Edward R. Beardsley
Artist - Writer - Humanist

I haven't always been a humanist. I became one after a friend of mine, who was then Dean of the College of Humanities at UC Riverside, gave a lecture in which he declared the humanites dead or dying. I've always enjoyed being with the underdogs, so I decided I just had to be a humanist. It's a little like being an ivory-billed woodpecker making what may be a last stand or a come back (I can't decide which it is). So, in case some of you business or computer science majors need to ask What's a humanist? The best I can do is quote Kurt Vonnegut - "We Humanists try to behave well without any expectation of rewards or punishments in an afterlife."



E.R. Beardsley has a long and varied career that includes teaching stints at the University of California, Riverside where he was also Dean of the Division of Fine Arts in the College of Humanities, founder and first director of the internationally renown California Museum of Photography, and Special Assistant to the Chancellor for Cultural Affairs.

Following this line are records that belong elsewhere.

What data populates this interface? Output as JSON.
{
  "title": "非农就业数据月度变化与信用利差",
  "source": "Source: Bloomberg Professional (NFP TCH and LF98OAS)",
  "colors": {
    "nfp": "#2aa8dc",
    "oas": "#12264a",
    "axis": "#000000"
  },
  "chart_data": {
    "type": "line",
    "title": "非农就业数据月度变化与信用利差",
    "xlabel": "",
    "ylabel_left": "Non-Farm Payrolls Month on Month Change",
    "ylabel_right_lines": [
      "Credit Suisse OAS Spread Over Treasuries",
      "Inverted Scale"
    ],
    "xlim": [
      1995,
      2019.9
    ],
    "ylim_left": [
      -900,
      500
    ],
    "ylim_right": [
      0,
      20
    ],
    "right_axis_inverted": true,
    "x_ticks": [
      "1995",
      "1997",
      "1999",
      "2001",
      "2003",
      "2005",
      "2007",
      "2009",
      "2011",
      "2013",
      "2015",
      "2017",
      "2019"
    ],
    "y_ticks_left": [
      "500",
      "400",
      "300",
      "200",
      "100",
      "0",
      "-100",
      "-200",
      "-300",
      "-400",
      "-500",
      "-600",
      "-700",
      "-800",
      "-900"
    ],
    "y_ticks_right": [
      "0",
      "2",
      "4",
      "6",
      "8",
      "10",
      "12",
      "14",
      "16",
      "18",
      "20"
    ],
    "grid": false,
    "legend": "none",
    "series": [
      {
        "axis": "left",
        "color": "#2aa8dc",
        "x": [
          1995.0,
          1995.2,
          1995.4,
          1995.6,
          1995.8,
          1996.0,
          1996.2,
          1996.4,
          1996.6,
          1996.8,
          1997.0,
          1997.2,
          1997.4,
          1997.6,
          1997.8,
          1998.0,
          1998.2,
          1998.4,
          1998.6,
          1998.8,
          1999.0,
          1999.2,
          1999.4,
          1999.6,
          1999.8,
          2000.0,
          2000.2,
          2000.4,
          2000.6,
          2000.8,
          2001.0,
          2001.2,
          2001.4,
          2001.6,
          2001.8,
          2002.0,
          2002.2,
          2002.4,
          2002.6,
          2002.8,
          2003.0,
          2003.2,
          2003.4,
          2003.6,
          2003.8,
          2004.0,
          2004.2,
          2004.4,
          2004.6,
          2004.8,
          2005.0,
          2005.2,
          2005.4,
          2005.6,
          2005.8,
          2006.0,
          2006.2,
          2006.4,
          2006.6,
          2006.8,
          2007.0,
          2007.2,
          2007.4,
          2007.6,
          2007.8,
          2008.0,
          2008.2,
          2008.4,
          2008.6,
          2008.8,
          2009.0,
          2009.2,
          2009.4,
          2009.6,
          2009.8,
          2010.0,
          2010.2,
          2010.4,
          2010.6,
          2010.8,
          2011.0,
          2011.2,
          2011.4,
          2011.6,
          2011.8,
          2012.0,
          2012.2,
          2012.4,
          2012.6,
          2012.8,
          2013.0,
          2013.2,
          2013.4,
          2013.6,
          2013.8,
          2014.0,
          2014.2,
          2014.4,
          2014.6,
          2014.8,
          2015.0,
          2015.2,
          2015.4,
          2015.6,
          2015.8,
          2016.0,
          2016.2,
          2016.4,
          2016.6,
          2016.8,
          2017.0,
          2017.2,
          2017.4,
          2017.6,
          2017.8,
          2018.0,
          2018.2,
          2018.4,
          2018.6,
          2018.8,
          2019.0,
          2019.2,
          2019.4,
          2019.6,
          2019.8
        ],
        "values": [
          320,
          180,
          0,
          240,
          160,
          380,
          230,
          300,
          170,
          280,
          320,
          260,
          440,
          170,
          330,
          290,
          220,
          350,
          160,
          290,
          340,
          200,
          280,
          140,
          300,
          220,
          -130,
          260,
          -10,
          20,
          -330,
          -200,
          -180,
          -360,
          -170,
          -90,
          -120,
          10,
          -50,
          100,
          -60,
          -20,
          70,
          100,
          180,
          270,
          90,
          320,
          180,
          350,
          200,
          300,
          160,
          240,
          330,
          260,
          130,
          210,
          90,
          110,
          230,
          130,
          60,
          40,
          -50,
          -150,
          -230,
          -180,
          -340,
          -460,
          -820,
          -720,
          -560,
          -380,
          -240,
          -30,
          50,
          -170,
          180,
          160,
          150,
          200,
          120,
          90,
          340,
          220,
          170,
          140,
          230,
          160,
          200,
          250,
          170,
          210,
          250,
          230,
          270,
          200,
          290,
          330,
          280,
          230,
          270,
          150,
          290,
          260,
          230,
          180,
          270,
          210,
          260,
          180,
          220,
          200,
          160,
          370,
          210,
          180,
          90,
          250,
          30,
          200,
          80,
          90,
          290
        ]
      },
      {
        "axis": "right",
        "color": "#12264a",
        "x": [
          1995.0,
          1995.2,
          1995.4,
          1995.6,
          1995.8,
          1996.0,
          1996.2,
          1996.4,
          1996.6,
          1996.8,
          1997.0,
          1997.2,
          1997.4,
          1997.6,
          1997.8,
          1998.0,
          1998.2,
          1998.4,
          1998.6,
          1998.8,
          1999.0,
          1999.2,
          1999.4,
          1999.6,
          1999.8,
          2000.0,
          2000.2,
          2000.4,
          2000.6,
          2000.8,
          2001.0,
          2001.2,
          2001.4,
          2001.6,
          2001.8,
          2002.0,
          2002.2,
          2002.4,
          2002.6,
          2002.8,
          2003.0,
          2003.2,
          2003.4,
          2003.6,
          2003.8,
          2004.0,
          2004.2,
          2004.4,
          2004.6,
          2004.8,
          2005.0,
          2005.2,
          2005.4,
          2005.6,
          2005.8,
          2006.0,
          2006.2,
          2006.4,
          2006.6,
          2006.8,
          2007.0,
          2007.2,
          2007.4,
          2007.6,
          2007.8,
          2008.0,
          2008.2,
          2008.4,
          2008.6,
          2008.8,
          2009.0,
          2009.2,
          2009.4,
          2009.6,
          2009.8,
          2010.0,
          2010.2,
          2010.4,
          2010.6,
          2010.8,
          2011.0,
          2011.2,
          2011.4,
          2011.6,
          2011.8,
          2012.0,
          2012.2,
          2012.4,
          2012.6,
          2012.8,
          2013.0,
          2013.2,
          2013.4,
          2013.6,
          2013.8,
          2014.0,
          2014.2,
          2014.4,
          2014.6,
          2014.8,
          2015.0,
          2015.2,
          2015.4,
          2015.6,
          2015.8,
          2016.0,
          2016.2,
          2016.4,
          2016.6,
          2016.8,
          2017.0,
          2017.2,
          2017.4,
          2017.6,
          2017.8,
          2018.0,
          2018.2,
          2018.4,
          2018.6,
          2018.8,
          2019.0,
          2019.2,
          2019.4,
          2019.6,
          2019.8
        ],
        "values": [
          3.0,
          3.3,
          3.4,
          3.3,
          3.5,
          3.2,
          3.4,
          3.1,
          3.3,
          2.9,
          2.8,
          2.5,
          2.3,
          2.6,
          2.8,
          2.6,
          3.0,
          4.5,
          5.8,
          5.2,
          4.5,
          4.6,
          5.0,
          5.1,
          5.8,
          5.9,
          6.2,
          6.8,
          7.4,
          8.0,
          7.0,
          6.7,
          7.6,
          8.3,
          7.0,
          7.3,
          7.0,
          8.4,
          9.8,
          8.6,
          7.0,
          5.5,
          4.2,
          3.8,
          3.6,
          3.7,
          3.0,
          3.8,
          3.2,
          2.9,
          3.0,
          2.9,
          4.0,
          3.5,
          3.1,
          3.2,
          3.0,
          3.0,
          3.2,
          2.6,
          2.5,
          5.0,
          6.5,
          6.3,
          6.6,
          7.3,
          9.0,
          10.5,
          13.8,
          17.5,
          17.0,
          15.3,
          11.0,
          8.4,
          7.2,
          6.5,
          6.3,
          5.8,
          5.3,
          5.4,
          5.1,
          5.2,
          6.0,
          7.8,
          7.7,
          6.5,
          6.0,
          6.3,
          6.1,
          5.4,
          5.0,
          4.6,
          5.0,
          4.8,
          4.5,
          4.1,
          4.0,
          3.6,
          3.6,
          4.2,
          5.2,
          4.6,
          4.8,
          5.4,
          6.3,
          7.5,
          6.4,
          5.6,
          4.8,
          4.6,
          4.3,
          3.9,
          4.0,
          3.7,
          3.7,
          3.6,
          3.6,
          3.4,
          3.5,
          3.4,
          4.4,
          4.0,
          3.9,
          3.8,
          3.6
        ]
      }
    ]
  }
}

Mr. Beardsley has also taught at California State University, Fullerton, Scripps College, Claremont, and University of Oregon, Eugene. He currently teaches a history of technology course at the University of LaVerne.

Mr. Beardsley has been a journalist, writing stories on everything from right-wing para-military organizations to the environment. He was for a time the owner of a digital design company, a partner in the publication of a non-profit e-journal dedicated to the arts, humanities, and social sciences. He continues to work now and then as a video producer, a painter and printmaker, and a writer of short stories and essays. In his youth he served three years in the Army Security Agency in Europe, and at various times undertook extensive investigations of the landscapes and biota of the Pacific Northwest and California.

Mr. Beardsley is one of the founders of the Riverside Arts Foundation, served as a member of the Working Group for the Digital Image and the International Museum of Photography at George Eastman House, served as a member of grant panels at the National Endowment for the Arts, and was invited to be considered for the post of White House Liason for the Arts and Humanities during the Carter Administration (declined so as to not further excite my ulcer).